I spent 4 years building cool proof of concepts, writing whitepapers, working with start ups and loving the tech evangelical side of my work (talks, hackathons, conferences). I coded in everything from Java (cries) to Unity to Scratch, and everything inbetween. I was the team’s resident ethics and privacy advocate. They’d come up with cool ideas and turn to me to check how creepy or unethical it was (sometimes I despaired). Eventually data crept back in — product managing the launch of an awesome app was surprisingly data intensive. I worked on a project to protect small merchants by predicting when they might be in trouble (inspired by the challenger banks and the telecomms industry). I had data, coding, education, people and, now another puzzle piece, emerging technology.
I was in my element, but longed for something more meaningful than “payments”. Two project which really captured me were building a mock up of how the Industrial Internet of Things could work with Raspberry Pis and writing a paper on what happens when robots can make payments legally. These caused a small obsession with robots and AI.
This small obsession caused a random application to a PhD programme 100 miles away which I surprised myself by getting into (only because I forgot to cancel the interview so did it via Skype out of politeness — imposter syndrome is tons of fun). My Masters project, by choice, involved lots of data — on designing tiny, tiny particles to deliver chemotherapy drugs to cancer cells. Data which I cleaned, wrangled, sorted, analysed, visualised and built neural networks from. I enjoyed it, cleaning messy data is a weird process which brings me much joy, and I got to make some delightful graphs. The Machine Learning part was a great opportunity to flex my coding skills. It wasn’t quite right though.

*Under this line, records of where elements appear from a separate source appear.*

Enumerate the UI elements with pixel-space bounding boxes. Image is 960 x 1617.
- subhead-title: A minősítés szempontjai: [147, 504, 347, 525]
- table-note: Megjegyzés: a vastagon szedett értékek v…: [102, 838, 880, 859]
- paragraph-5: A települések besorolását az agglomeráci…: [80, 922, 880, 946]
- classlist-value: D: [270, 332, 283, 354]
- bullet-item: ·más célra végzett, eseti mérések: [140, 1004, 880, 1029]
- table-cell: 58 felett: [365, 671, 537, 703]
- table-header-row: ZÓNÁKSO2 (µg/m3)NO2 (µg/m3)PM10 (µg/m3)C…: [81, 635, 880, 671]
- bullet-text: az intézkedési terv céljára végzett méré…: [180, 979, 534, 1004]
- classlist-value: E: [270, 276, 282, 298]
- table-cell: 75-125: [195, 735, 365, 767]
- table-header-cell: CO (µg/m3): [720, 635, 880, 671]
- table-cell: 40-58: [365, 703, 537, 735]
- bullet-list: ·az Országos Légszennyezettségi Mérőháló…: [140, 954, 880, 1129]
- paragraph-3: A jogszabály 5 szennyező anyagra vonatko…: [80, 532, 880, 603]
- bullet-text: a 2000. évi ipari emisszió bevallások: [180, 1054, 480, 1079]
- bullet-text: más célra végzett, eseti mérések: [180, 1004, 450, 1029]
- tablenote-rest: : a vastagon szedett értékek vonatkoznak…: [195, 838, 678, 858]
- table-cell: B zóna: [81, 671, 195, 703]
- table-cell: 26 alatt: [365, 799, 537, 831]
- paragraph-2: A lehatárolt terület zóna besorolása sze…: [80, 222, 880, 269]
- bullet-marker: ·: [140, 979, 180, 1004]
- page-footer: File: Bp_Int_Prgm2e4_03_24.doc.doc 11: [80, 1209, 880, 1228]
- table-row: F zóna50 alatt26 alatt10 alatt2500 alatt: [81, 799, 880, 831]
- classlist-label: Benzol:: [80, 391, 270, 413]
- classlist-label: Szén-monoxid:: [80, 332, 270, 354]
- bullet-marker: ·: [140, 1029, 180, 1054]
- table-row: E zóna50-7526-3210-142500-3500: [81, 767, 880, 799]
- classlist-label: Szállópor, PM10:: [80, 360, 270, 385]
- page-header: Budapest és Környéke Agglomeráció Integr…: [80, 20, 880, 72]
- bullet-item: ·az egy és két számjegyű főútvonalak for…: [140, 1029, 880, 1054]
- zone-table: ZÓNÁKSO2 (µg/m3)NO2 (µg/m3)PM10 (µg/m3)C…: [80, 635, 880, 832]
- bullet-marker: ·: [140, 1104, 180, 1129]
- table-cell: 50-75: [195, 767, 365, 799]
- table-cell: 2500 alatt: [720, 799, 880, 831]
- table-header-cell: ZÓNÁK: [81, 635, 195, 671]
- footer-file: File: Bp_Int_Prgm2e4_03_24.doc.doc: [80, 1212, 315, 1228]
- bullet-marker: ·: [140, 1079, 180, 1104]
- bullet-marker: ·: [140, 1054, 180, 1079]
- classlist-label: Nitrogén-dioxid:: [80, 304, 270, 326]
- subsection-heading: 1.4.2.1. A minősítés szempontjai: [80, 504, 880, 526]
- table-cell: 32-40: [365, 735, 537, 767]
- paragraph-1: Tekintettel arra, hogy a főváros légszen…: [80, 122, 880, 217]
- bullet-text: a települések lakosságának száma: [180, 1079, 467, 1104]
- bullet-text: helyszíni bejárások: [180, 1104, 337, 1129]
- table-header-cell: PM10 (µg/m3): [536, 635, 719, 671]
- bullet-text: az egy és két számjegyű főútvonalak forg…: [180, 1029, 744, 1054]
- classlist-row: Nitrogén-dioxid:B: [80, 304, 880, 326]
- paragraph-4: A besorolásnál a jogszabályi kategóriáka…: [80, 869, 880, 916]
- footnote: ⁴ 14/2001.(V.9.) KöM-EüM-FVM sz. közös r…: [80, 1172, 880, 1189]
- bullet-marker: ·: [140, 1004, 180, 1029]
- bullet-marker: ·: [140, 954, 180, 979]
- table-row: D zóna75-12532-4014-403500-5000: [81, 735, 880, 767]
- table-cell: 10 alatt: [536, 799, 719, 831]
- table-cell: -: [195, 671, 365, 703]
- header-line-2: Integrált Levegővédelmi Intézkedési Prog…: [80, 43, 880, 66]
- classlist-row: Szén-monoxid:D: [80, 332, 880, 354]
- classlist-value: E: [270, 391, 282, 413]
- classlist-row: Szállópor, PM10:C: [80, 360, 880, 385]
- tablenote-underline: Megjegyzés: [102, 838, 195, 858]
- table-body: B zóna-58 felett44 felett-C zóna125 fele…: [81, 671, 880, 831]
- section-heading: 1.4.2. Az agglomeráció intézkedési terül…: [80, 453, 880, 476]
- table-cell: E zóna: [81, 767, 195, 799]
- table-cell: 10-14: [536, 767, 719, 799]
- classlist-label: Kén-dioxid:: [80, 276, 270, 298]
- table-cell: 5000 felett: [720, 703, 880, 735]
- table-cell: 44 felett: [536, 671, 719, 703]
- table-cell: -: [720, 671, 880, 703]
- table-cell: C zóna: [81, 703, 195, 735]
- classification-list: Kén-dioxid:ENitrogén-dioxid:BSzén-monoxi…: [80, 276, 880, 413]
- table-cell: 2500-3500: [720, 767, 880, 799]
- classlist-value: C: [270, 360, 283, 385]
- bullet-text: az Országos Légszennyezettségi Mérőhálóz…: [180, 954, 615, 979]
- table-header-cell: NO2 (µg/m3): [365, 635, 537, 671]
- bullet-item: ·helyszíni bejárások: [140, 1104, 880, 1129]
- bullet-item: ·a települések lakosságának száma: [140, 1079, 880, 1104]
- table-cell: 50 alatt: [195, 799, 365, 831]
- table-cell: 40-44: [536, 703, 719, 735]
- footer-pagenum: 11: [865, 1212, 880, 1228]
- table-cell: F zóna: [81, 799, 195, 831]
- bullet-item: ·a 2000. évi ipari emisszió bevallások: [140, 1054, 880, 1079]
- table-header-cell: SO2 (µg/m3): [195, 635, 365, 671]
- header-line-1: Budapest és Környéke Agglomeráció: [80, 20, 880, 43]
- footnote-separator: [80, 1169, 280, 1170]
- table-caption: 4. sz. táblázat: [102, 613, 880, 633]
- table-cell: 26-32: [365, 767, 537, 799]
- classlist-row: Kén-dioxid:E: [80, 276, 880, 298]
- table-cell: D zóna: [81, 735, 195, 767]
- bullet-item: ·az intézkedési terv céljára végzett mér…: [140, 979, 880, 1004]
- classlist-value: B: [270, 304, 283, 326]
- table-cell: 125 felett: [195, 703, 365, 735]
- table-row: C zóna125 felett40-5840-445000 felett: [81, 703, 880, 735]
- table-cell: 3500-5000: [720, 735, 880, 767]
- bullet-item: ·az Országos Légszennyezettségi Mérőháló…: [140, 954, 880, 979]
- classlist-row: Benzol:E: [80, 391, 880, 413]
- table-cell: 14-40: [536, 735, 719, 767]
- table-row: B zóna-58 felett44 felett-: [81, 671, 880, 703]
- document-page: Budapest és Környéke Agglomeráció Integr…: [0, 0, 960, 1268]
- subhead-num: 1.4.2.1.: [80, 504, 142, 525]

The data and the work itself were missing the people part of my Venn diagram (I got to play with tiny robots from time to time which kept the emerging tech part satisfied).
After some more bumps and doubts (and starting a social enterprise, and being made redundant from my Tech Innovation job...), I finally feel like I’ve found “my thing”. My current PhD project is understanding how education can be used to help people not be left behind as Robotics and AI advance. Somehow combining education and emerging technology (namely AI), in terms of how these things work (or don’t) for people and society, (which involves data and coding in its own way) seems to make my Venn diagram feel complete (but hard to visualise, see my attempt below).
I wanted to start this blog as a way to explore my interests not currently covered by my PhD work (privacy, ethics, coding, data, emerging tech like IoT). The rest of the posts WON’T be about me, they will be much more interesting.